Jacques Chirac renvoyé en correctionnelle
Ça lui en touche une, sans bouger l’autre

Écrit le 5 novembre 2009 par Jiceo

Jacques Chirac et Dominique de Villepin confrontés à la justice ; les deux images se sont télescopées à quelques semaines d’intervalle. Leur rapprochement a exacerbé le contraste entre les protagonistes, jetant une lumière cruelle sur leurs qualités et leurs limites respectives, sur la réussite de l’un et le fiasco de l’autre. L’un a l’élégance naturelle du cynique qui trace sa route sans se soucier des grincheux. L’autre est prisonnier d’une morale ancillaire qui l’empêche de s’élever. L’un trouve spontanément le ton juste dans les situations délicates. L’autre s’enferre dans des dénis alambiqués et théâtralisés qui le discréditent.

Jacques Chirac renvoyé devant le tribunal correctionnel la joue classe au micro d’Europe 1 ce jeudi 5 novembre : « La juge, Mme Simeoni, a estimé devoir me renvoyer devant le tribunal correctionnel. J’ai simplement pris acte de sa décision. Même si naturellement je conteste son analyse.. Aujourd’hui on me reproche d’avoir recruté des personnes qui n’auraient pas eu de lien avec l’action municipale, je conteste formellement cette affirmation… Ces emplois avaient tous une raison d’être pour la ville et pour le maire de Paris… J’irai donc tout naturellement, comme tout citoyen a le devoir de le faire, m’expliquer devant le tribunal, et ceci croyez-le bien avec sérénité et détermination car je n’ai rien à me reprocher… » On n’est vraiment pas obligé de le croire sur parole, maître Jacques, mais que voulez-vous, lorsqu’il réagit par ces mots-là sur ce ton-là à l’annonce de son renvoi devant la justice on ne peut que saluer l’artiste.

Le jour et la nuit

Quel contraste avec ce pathos théâtralisé que nous a infligé Dominique de Villepin cité à comparaitre dans le procès Clearstream, avec ces numéros grotesques dans la salle des pas perdus du palais de justice. Il croit qu’être convoqué au tribunal est une déchéance. Il croit que le ciel va lui tomber sur la tête. Alors il panique, il s’emporte, il étale au grand jour ses limites montrant au pays qu’il n’a pas les qualités d’un chef d’État. Bref, il se ridiculise quand son maître reste de marbre.

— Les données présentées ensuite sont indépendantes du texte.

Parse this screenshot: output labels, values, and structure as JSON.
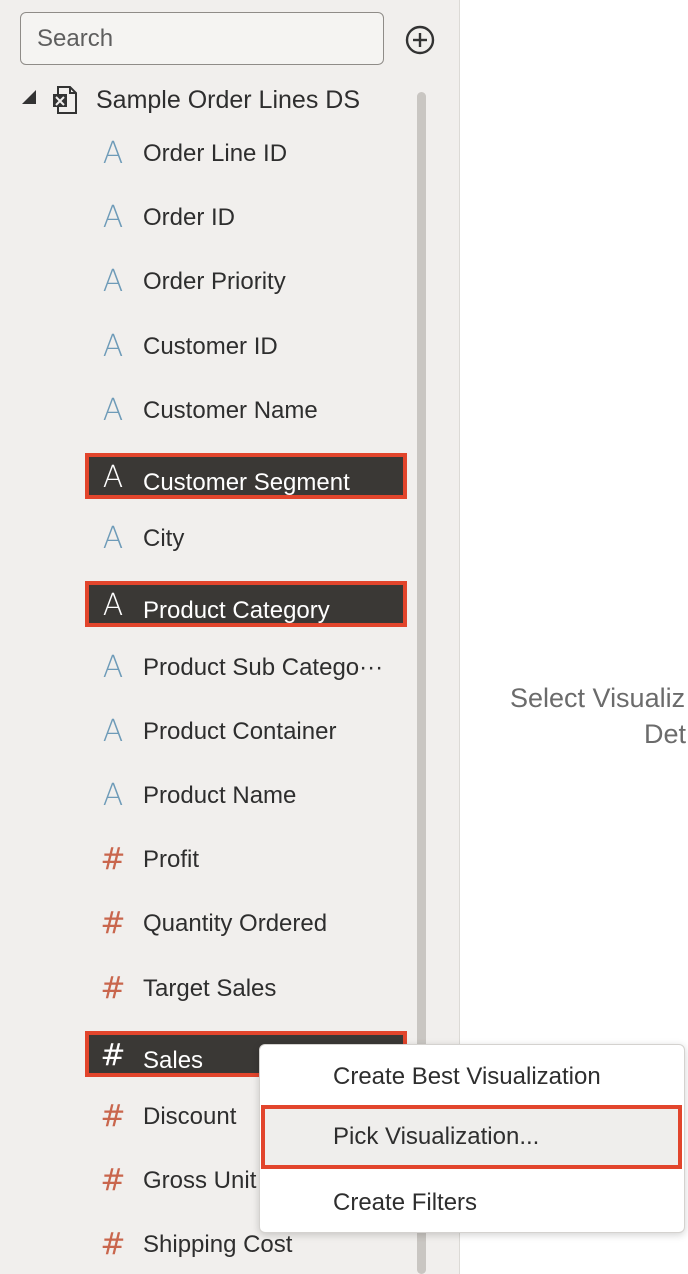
{
  "search": {
    "placeholder": "Search"
  },
  "datasource": {
    "label": "Sample Order Lines DS"
  },
  "fields": [
    {
      "label": "Order Line ID",
      "kind": "attribute",
      "glyph": "A",
      "selected": false
    },
    {
      "label": "Order ID",
      "kind": "attribute",
      "glyph": "A",
      "selected": false
    },
    {
      "label": "Order Priority",
      "kind": "attribute",
      "glyph": "A",
      "selected": false
    },
    {
      "label": "Customer ID",
      "kind": "attribute",
      "glyph": "A",
      "selected": false
    },
    {
      "label": "Customer Name",
      "kind": "attribute",
      "glyph": "A",
      "selected": false
    },
    {
      "label": "Customer Segment",
      "kind": "attribute",
      "glyph": "A",
      "selected": true
    },
    {
      "label": "City",
      "kind": "attribute",
      "glyph": "A",
      "selected": false
    },
    {
      "label": "Product Category",
      "kind": "attribute",
      "glyph": "A",
      "selected": true
    },
    {
      "label": "Product Sub Catego···",
      "kind": "attribute",
      "glyph": "A",
      "selected": false
    },
    {
      "label": "Product Container",
      "kind": "attribute",
      "glyph": "A",
      "selected": false
    },
    {
      "label": "Product Name",
      "kind": "attribute",
      "glyph": "A",
      "selected": false
    },
    {
      "label": "Profit",
      "kind": "measure",
      "glyph": "#",
      "selected": false
    },
    {
      "label": "Quantity Ordered",
      "kind": "measure",
      "glyph": "#",
      "selected": false
    },
    {
      "label": "Target Sales",
      "kind": "measure",
      "glyph": "#",
      "selected": false
    },
    {
      "label": "Sales",
      "kind": "measure",
      "glyph": "#",
      "selected": true
    },
    {
      "label": "Discount",
      "kind": "measure",
      "glyph": "#",
      "selected": false
    },
    {
      "label": "Gross Unit",
      "kind": "measure",
      "glyph": "#",
      "selected": false
    },
    {
      "label": "Shipping Cost",
      "kind": "measure",
      "glyph": "#",
      "selected": false
    }
  ],
  "canvas": {
    "line1": "Select Visualiz",
    "line2": "Det"
  },
  "context_menu": {
    "items": [
      {
        "label": "Create Best Visualization"
      },
      {
        "label": "Pick Visualization..."
      },
      {
        "label": "Create Filters"
      }
    ]
  },
  "colors": {
    "attribute_icon": "#6e9bb8",
    "measure_icon": "#c9664d",
    "highlight": "#e2452c",
    "selected_bg": "#3a3835"
  }
}
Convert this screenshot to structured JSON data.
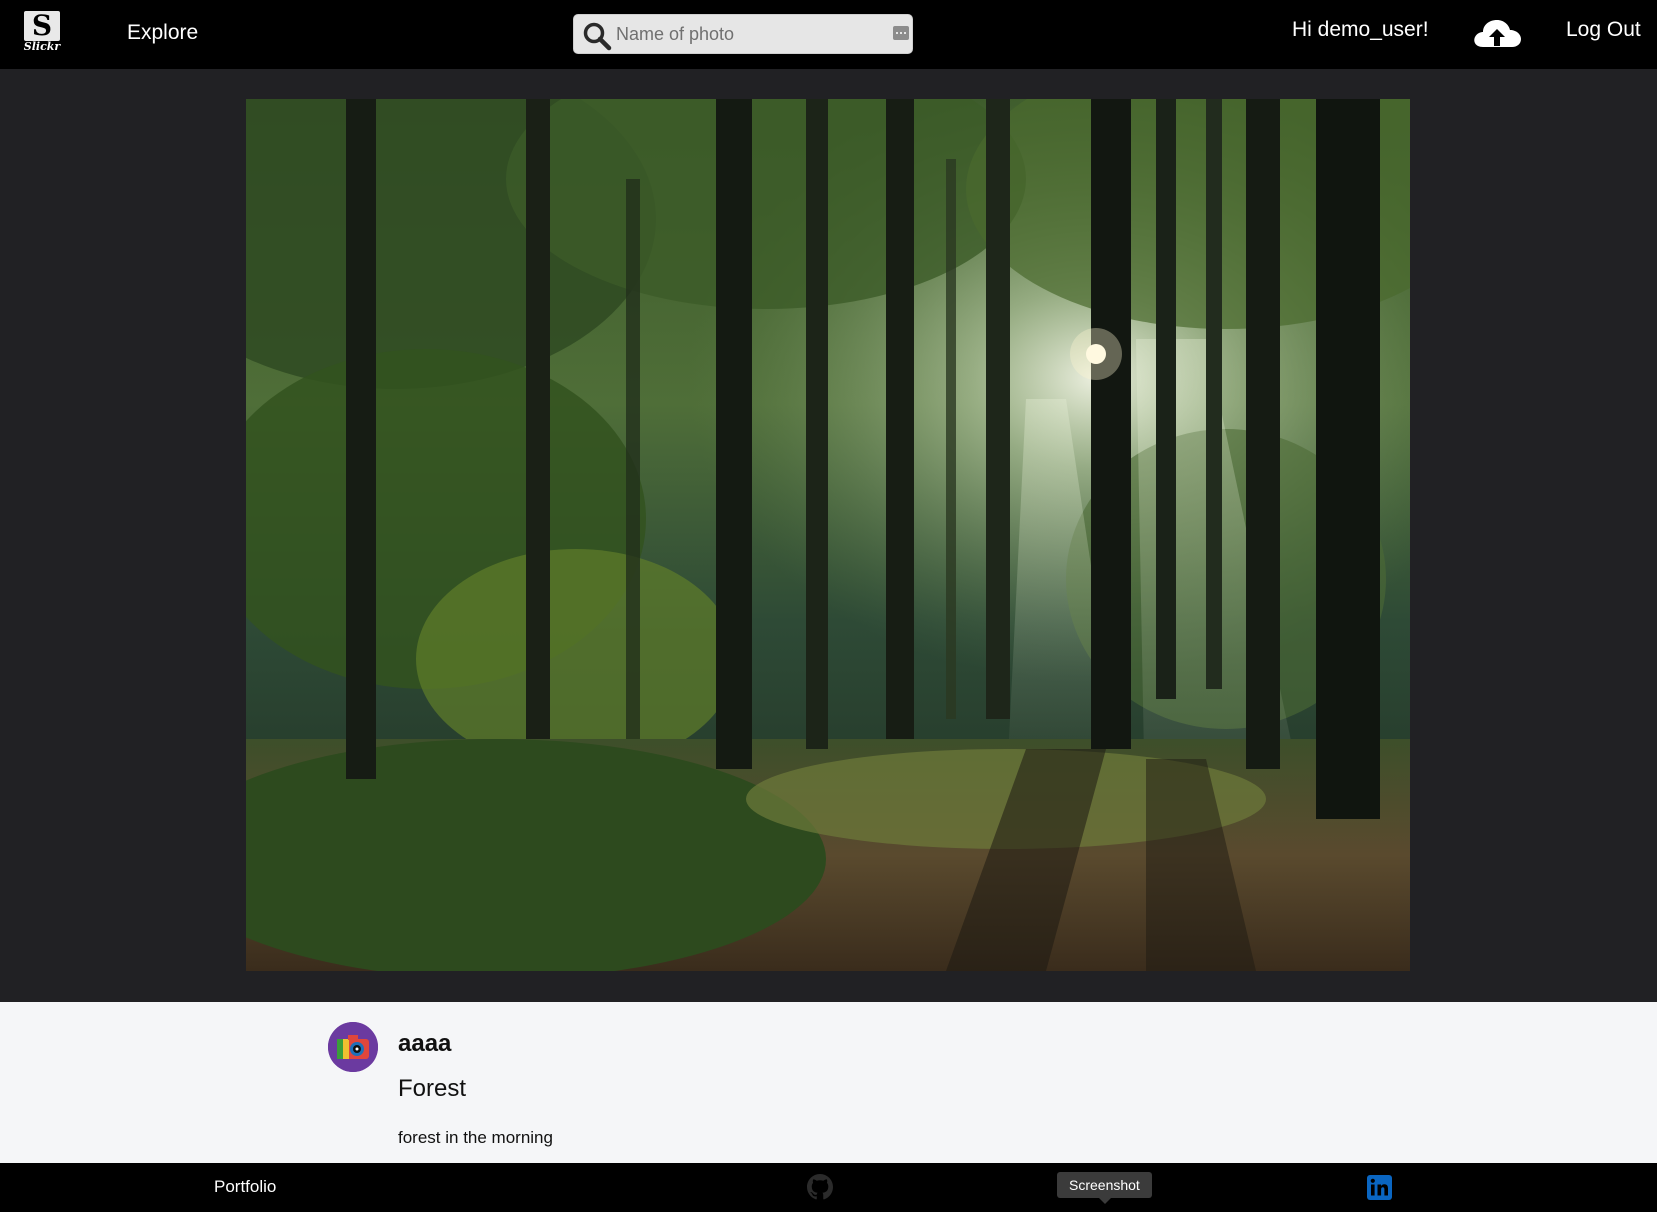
{
  "nav": {
    "logo_letter": "S",
    "logo_word": "Slickr",
    "explore": "Explore",
    "search_placeholder": "Name of photo",
    "search_value": "",
    "greeting": "Hi demo_user!",
    "upload_icon": "cloud-upload-icon",
    "logout": "Log Out"
  },
  "photo": {
    "subject": "sunlit forest with tall trees",
    "image_icon": "forest-photo"
  },
  "details": {
    "author": "aaaa",
    "title": "Forest",
    "description": "forest in the morning",
    "avatar_icon": "camera-avatar-icon"
  },
  "footer": {
    "portfolio": "Portfolio",
    "github_icon": "github-icon",
    "tooltip": "Screenshot",
    "linkedin_icon": "linkedin-icon"
  },
  "colors": {
    "nav_bg": "#000000",
    "stage_bg": "#212124",
    "details_bg": "#f5f6f8",
    "avatar_bg": "#6b3aa0",
    "linkedin_blue": "#0a66c2"
  }
}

Entre le secrétariat général de l’Elysée et le bureau présidentiel il y a bien plus que les quelques mètres qui les séparent. Il y a la même différence qu’entre le jour et la nuit ; la même différence qu’entre une culture politique et un savoir académique.

Et il sait notre past-président qu’il a de bonnes raisons de rester impassible. Il sait lui qu’une carrière politique ne pâtit pas de décisions de justice. Les aventures judiciaires de Patrick Balkany, Alain Juppé ou Serge Dassault n’ont en rien altéré leur notoriété. A la première occasion, les électeurs se sont empressés de les plébisciter. Il se rendra donc serein au tribunal maître Jacques. Il sait tout cela. C’est ça la culture politique. Les Français (les autres aussi peut-être) ne se cherchent pas un saint-homme pour diriger leur pays. Ils veulent quelqu’un qui les rassure et qui leur raconte de belles histoires de temps en temps. En contrepartie, ils tolèrent que leurs élus jouent un peu avec l’argent public, un péché véniel. Jacques Chirac peut donc jouer sereinement à respecter la justice de son pays : ça lui en touche une sans bouger l’autre.